Milo ze odpowiadasz, lecz:
Dokonujac zakupu zalozylem ze ladowarka spelni swoja funkcje, gdyz niejedna nieoryginalna ladowarka dziala tak samo jak firmowa (budowa ladowarki nie jest skomplikowana)
Poniewaz zawsze testuje zakupiony towar, zrobilem 2 testy po ktorych wiem ze TEN zakup nie byl trafiony. Jedyna zaleta ladowarki to to ze naprawde szybko laduje (o 20-30% szybciej niz lad. stacjonarna)

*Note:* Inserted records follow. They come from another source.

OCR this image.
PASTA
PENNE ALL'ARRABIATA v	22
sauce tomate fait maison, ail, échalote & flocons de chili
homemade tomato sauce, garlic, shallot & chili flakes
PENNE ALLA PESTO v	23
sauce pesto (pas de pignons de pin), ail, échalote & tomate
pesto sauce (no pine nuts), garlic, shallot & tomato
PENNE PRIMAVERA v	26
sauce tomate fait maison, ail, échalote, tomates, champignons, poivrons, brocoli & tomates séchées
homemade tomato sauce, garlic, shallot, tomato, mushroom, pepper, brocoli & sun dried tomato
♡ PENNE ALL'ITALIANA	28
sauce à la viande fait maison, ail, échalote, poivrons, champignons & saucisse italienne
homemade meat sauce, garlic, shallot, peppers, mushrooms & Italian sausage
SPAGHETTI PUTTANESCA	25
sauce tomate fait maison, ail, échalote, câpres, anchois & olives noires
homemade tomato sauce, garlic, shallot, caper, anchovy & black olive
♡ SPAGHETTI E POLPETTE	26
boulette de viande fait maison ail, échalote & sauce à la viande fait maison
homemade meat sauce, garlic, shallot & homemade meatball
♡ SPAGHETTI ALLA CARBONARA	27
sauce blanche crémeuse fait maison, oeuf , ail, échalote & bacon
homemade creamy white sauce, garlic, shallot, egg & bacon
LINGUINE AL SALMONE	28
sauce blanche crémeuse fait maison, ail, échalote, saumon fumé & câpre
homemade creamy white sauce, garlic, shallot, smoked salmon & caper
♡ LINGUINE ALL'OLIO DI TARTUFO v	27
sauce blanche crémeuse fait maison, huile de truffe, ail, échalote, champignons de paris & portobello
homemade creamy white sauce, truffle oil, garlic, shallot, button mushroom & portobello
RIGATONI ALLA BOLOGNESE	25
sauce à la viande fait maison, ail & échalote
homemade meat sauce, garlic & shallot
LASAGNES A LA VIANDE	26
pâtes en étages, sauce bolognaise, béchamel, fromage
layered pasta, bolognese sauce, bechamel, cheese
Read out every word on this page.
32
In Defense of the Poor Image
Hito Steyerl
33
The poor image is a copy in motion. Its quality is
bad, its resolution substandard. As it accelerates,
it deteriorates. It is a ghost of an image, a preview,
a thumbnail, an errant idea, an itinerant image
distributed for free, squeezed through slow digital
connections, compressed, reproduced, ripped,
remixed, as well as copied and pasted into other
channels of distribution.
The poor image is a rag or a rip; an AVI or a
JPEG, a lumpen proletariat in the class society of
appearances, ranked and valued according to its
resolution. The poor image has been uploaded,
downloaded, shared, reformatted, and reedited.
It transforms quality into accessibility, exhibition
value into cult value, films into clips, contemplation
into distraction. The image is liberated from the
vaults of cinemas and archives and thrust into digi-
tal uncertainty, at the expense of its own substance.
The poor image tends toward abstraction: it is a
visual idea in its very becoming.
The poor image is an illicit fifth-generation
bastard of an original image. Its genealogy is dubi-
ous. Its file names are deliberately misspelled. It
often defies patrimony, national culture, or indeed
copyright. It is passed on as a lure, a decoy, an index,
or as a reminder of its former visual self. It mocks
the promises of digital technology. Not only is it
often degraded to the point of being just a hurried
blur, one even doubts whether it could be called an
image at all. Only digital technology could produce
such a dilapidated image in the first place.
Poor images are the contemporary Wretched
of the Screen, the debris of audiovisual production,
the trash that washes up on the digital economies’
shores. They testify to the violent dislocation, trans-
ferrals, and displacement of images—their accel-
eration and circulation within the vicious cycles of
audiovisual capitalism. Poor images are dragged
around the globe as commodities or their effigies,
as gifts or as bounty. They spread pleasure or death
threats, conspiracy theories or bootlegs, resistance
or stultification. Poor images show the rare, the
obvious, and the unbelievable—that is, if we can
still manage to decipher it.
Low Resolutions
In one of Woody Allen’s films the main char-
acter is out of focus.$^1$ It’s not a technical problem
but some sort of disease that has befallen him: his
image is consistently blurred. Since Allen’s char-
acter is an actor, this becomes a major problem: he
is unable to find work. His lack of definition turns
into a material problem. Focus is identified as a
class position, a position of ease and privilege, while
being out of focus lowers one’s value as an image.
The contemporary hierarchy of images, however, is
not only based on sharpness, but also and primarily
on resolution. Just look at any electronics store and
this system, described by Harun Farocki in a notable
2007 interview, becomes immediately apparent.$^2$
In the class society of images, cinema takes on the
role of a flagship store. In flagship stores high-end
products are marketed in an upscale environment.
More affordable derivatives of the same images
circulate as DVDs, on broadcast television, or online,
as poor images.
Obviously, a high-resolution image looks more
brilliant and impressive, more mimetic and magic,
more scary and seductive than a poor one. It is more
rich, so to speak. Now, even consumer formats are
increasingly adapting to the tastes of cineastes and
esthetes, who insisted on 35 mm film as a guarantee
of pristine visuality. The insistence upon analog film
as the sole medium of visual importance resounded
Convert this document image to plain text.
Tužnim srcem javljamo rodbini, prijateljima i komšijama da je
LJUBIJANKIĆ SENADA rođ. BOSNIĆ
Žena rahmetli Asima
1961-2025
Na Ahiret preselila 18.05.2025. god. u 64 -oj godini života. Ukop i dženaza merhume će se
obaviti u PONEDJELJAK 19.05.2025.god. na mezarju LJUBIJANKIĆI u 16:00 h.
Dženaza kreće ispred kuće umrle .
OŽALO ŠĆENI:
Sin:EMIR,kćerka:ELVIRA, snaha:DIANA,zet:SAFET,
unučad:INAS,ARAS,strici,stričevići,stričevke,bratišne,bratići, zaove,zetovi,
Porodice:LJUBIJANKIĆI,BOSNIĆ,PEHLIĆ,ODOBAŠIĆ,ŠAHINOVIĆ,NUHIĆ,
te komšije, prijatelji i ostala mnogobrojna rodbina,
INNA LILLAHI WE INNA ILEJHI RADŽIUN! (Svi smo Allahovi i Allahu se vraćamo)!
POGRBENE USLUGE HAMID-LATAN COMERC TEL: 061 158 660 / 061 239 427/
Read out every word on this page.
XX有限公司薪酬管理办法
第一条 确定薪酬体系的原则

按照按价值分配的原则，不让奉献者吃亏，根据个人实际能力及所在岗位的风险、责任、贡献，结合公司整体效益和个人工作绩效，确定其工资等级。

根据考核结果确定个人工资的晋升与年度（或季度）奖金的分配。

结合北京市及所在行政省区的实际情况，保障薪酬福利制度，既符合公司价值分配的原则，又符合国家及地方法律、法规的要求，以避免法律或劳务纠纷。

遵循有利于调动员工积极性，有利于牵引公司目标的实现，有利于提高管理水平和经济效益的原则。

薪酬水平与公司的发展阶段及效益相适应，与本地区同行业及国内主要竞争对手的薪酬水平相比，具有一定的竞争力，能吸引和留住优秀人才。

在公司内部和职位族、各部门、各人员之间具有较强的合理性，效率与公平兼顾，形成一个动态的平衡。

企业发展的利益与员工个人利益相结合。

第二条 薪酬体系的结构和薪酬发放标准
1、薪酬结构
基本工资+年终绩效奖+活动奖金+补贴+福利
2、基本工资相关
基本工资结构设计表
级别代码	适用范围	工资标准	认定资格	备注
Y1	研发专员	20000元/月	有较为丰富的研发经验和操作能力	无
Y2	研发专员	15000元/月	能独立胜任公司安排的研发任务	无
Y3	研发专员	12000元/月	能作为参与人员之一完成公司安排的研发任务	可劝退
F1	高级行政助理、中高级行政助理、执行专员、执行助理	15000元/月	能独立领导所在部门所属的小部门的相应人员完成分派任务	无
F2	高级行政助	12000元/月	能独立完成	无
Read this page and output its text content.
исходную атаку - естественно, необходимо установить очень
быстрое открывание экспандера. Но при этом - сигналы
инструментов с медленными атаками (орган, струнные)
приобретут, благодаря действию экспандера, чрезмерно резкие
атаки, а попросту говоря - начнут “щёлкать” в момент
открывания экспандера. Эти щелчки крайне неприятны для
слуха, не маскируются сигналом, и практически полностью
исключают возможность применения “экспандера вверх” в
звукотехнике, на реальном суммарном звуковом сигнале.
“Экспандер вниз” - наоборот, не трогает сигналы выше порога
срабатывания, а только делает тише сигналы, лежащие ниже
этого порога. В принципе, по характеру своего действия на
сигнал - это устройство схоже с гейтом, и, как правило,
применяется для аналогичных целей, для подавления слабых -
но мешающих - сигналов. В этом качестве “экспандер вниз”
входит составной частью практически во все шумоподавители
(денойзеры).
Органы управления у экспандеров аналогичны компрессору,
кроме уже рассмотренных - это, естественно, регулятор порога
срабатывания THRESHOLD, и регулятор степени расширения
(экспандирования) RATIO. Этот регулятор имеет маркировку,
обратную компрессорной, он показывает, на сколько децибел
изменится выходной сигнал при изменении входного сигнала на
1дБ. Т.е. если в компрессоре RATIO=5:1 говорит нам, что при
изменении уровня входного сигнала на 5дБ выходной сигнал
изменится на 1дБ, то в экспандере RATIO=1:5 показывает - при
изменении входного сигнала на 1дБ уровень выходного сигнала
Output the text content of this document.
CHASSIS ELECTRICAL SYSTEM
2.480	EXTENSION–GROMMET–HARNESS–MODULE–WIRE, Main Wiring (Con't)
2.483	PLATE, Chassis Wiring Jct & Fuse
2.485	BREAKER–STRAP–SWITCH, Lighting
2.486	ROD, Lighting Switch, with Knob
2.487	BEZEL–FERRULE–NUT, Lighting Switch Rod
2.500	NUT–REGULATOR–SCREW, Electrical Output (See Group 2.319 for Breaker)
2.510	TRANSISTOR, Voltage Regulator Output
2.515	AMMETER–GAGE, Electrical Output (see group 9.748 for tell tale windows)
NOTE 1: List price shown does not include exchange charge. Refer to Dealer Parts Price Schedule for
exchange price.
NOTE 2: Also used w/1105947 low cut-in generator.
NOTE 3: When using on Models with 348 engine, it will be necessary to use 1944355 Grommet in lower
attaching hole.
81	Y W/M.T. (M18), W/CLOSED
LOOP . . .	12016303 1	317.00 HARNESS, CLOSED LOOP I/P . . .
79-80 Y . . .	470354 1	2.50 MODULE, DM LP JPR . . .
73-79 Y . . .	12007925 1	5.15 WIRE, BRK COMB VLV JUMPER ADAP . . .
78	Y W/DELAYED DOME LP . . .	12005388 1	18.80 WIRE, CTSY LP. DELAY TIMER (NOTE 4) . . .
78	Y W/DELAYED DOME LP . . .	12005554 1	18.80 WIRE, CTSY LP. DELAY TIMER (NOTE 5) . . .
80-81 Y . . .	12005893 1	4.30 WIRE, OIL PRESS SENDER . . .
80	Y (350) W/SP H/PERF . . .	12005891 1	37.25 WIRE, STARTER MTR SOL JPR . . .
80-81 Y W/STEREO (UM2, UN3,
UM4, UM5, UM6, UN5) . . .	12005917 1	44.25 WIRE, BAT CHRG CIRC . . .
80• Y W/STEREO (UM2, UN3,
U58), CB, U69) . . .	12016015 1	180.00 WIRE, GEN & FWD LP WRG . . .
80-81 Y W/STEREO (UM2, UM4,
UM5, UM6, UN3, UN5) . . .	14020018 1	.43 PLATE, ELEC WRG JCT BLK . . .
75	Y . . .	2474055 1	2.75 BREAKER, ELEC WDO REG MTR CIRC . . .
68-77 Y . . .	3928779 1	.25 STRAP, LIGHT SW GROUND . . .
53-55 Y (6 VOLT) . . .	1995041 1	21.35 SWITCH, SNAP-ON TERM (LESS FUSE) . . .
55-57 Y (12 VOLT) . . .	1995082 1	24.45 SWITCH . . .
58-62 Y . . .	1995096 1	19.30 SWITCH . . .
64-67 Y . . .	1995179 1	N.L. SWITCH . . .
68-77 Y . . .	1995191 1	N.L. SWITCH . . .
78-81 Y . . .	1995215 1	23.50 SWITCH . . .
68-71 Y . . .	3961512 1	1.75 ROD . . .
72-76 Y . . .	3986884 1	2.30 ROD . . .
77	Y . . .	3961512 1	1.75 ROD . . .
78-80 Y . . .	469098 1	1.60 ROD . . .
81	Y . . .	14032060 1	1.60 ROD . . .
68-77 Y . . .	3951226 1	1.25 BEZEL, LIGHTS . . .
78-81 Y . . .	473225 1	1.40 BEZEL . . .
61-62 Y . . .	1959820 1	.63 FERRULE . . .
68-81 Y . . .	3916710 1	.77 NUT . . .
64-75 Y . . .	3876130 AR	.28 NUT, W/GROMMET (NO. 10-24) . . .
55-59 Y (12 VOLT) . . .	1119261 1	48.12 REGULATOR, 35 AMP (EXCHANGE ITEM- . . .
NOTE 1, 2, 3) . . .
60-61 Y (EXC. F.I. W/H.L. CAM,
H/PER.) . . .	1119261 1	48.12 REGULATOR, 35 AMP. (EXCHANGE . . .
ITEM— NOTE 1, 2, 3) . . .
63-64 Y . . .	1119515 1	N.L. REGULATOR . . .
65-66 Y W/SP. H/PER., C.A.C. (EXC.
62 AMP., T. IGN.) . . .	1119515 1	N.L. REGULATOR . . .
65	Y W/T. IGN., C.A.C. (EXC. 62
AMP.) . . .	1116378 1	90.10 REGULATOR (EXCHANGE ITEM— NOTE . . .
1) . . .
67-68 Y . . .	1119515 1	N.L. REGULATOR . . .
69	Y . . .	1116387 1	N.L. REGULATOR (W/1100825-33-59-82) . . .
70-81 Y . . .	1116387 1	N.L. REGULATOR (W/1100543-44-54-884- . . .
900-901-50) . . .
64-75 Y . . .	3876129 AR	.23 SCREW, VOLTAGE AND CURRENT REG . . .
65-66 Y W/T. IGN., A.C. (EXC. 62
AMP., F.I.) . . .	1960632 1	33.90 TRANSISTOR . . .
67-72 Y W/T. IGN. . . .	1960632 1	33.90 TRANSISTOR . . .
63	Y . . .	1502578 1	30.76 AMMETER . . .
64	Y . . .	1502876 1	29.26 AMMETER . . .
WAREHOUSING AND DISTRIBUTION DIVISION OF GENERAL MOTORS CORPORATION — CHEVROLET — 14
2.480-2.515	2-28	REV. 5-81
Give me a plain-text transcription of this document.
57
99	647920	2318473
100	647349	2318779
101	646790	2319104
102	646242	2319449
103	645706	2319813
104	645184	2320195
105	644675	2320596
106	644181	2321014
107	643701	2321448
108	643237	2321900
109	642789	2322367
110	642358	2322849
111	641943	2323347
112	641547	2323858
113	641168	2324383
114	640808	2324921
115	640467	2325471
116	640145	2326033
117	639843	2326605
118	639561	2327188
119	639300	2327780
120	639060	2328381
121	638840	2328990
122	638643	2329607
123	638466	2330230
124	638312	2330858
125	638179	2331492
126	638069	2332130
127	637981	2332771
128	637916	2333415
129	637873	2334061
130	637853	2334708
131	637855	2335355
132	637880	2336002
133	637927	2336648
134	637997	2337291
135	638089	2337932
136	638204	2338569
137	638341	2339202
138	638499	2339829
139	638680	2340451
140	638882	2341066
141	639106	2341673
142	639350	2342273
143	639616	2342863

Mam mozliwosc zwrotu zakupionego towaru, wiec nie wyrzucilem pieniedzy w bloto. A koszt przesylki traktuje jako koszt, ktory musialem poniesc abym mogl samodzielnie dokonac oceny towaru.
Czy mi szkoda 160 zl ? Z praktyki wiem ze dosc latwo kupic substytut oryginalu i oszczednosc 100 zl nie jest etykieta zbednej pazernosci tylko racjonalnego podejscia do problemu.
Czy kupie oryginal ? Nie, aktualnie bede testowal ladowarke sprzedawana przez Vobis (polecaja ja do N500) w cenie okolo ~60 zl. poniewaz jeden z pracownikow Vobis-u posiada N520 i uzywa tej ladowarki oraz pozytywnie sie o niej wypowiada, wiec mysle ze bedzie to wlasciwy wybor, o czym zreszta (po testach) racze Was poinformowac.